Um silêncio constrangedor habitou a pequena sala do café onde se comprimiam aqueles homens, cada qual com sua história, cada um com suas pretensões, cada um ruminando os tesouros ocultos ou os mais profundos segredos que fazem da vida essa permanente ebulição para uns e um degredo para outros presos a uma rotina árida.
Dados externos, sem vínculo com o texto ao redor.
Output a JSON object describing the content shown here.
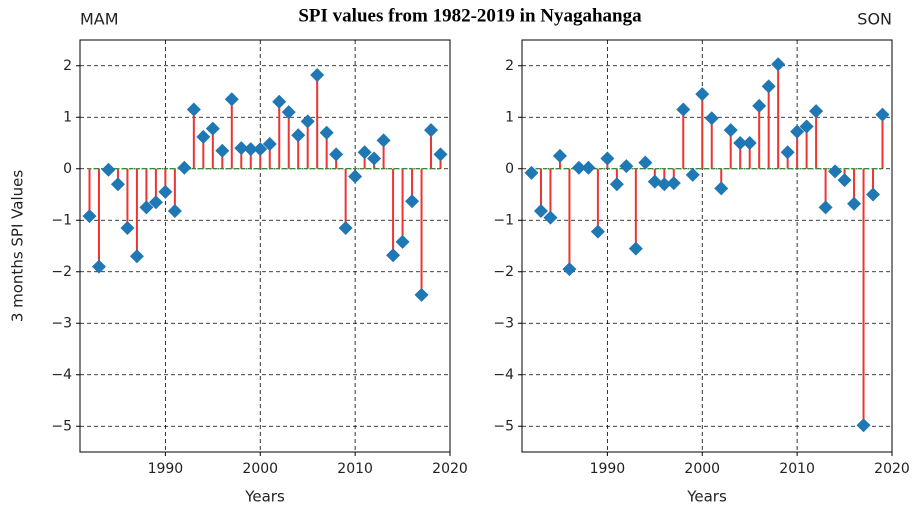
{
  "title": "SPI values from 1982-2019 in Nyagahanga",
  "chart_data": [
    {
      "type": "stem",
      "title": "MAM",
      "title_align": "left",
      "ylabel": "3 months SPI Values",
      "xlabel": "Years",
      "x": [
        1982,
        1983,
        1984,
        1985,
        1986,
        1987,
        1988,
        1989,
        1990,
        1991,
        1992,
        1993,
        1994,
        1995,
        1996,
        1997,
        1998,
        1999,
        2000,
        2001,
        2002,
        2003,
        2004,
        2005,
        2006,
        2007,
        2008,
        2009,
        2010,
        2011,
        2012,
        2013,
        2014,
        2015,
        2016,
        2017,
        2018,
        2019
      ],
      "values": [
        -0.92,
        -1.9,
        -0.02,
        -0.3,
        -1.15,
        -1.7,
        -0.75,
        -0.65,
        -0.45,
        -0.82,
        0.02,
        1.15,
        0.62,
        0.78,
        0.35,
        1.35,
        0.4,
        0.38,
        0.38,
        0.48,
        1.3,
        1.1,
        0.65,
        0.92,
        1.82,
        0.7,
        0.28,
        -1.15,
        -0.15,
        0.32,
        0.2,
        0.55,
        -1.68,
        -1.42,
        -0.63,
        -2.45,
        0.75,
        0.28
      ],
      "xlim": [
        1981,
        2020
      ],
      "ylim": [
        -5.5,
        2.5
      ],
      "xticks": [
        1990,
        2000,
        2010,
        2020
      ],
      "yticks": [
        {
          "value": -5,
          "label": "−5"
        },
        {
          "value": -4,
          "label": "−4"
        },
        {
          "value": -3,
          "label": "−3"
        },
        {
          "value": -2,
          "label": "−2"
        },
        {
          "value": -1,
          "label": "−1"
        },
        0,
        1,
        2
      ],
      "grid": true,
      "stem_color": "#ee3333",
      "marker_color": "#1f77b4",
      "baseline_color": "#2ca02c"
    },
    {
      "type": "stem",
      "title": "SON",
      "title_align": "right",
      "xlabel": "Years",
      "x": [
        1982,
        1983,
        1984,
        1985,
        1986,
        1987,
        1988,
        1989,
        1990,
        1991,
        1992,
        1993,
        1994,
        1995,
        1996,
        1997,
        1998,
        1999,
        2000,
        2001,
        2002,
        2003,
        2004,
        2005,
        2006,
        2007,
        2008,
        2009,
        2010,
        2011,
        2012,
        2013,
        2014,
        2015,
        2016,
        2017,
        2018,
        2019
      ],
      "values": [
        -0.08,
        -0.82,
        -0.95,
        0.25,
        -1.95,
        0.02,
        0.02,
        -1.22,
        0.2,
        -0.3,
        0.05,
        -1.55,
        0.12,
        -0.25,
        -0.3,
        -0.28,
        1.15,
        -0.12,
        1.45,
        0.98,
        -0.38,
        0.75,
        0.5,
        0.5,
        1.22,
        1.6,
        2.03,
        0.32,
        0.72,
        0.82,
        1.12,
        -0.75,
        -0.05,
        -0.22,
        -0.68,
        -4.98,
        -0.5,
        1.05
      ],
      "xlim": [
        1981,
        2020
      ],
      "ylim": [
        -5.5,
        2.5
      ],
      "xticks": [
        1990,
        2000,
        2010,
        2020
      ],
      "yticks": [
        {
          "value": -5,
          "label": "−5"
        },
        {
          "value": -4,
          "label": "−4"
        },
        {
          "value": -3,
          "label": "−3"
        },
        {
          "value": -2,
          "label": "−2"
        },
        {
          "value": -1,
          "label": "−1"
        },
        0,
        1,
        2
      ],
      "grid": true,
      "stem_color": "#ee3333",
      "marker_color": "#1f77b4",
      "baseline_color": "#2ca02c"
    }
  ]
}
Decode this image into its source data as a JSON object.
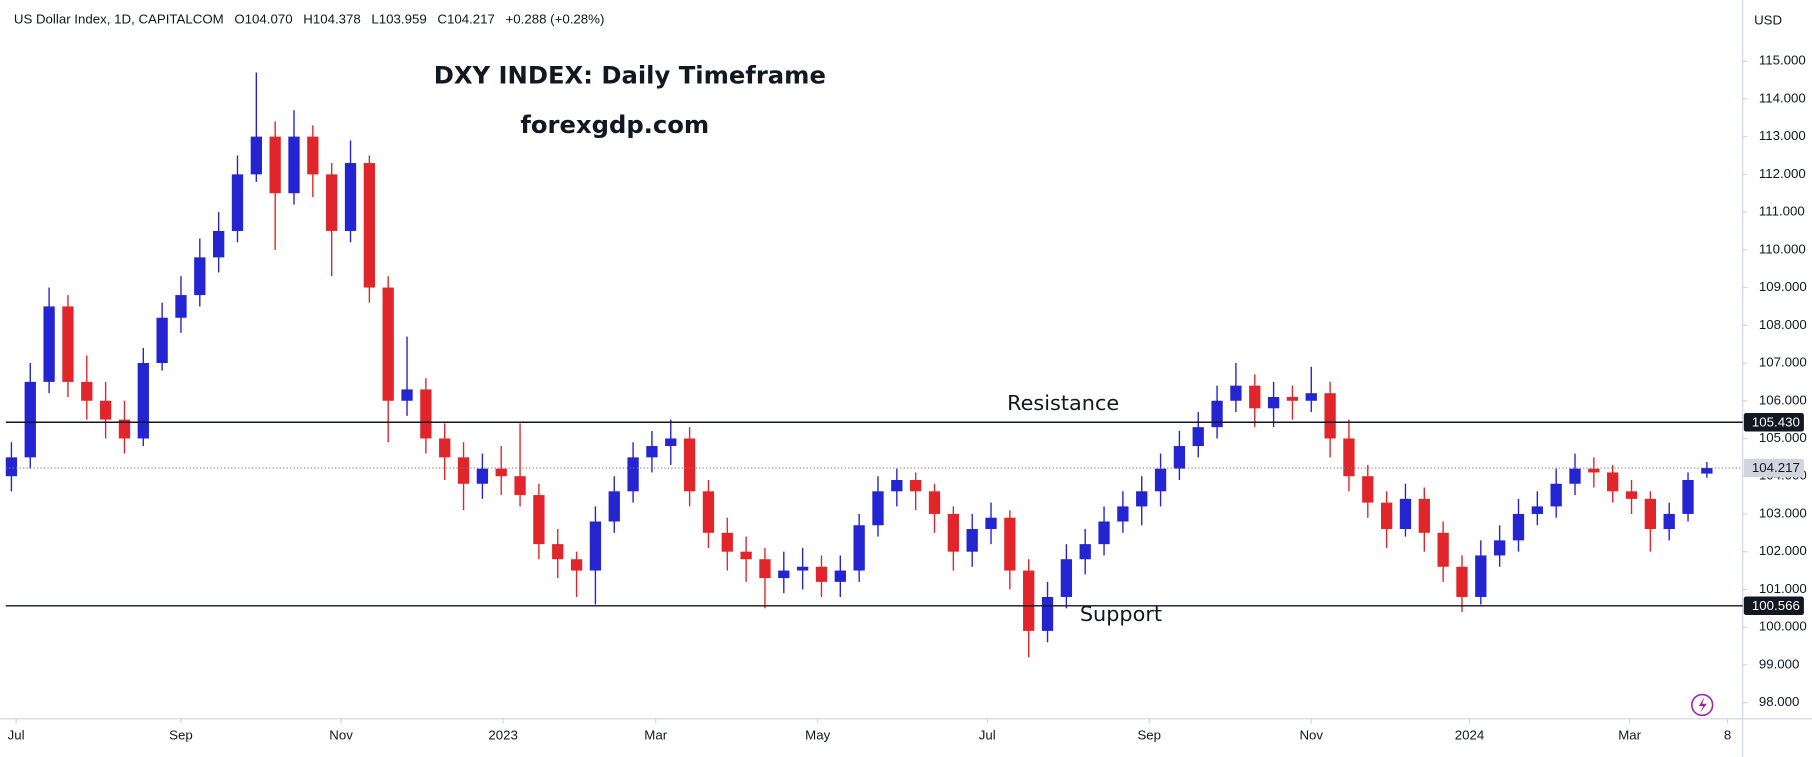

Cada qual pôs sua xicara sobre o pequeno móvel onde a copeira faria sua colheita em breve, sorvendo as últimas tragadas dos últimos cigarros como se fossem todos ao patíbulo se pendurar em cordas que eles não sabiam que os esperavam sempre lá, perto das enevoadas mesas com as luzes baças onde eles viviam suas vidas cheias de palavrório empolado, difícil e às vezes enigmático, nos empoeirados arquivos onde se levantavam os processos que iam e vinham dos de lá de cima para mais uma inútil revisão, como se isto fosse possível, isso se não viessem acrescidos de mais tantas páginas que teriam de ser reorganizadas, em ordem de chegada, para que voltassem para nova verificação. O peso da xícara em sua mão tornou-se insuportável como se hovesse chumbo em seu interior quando ele pensou que devia voltar ao seu trabalho. Pelo menos seu melhor amigo o entendia, olhando do outro lado da sala, compreendendo sua angústia e sua apreensão.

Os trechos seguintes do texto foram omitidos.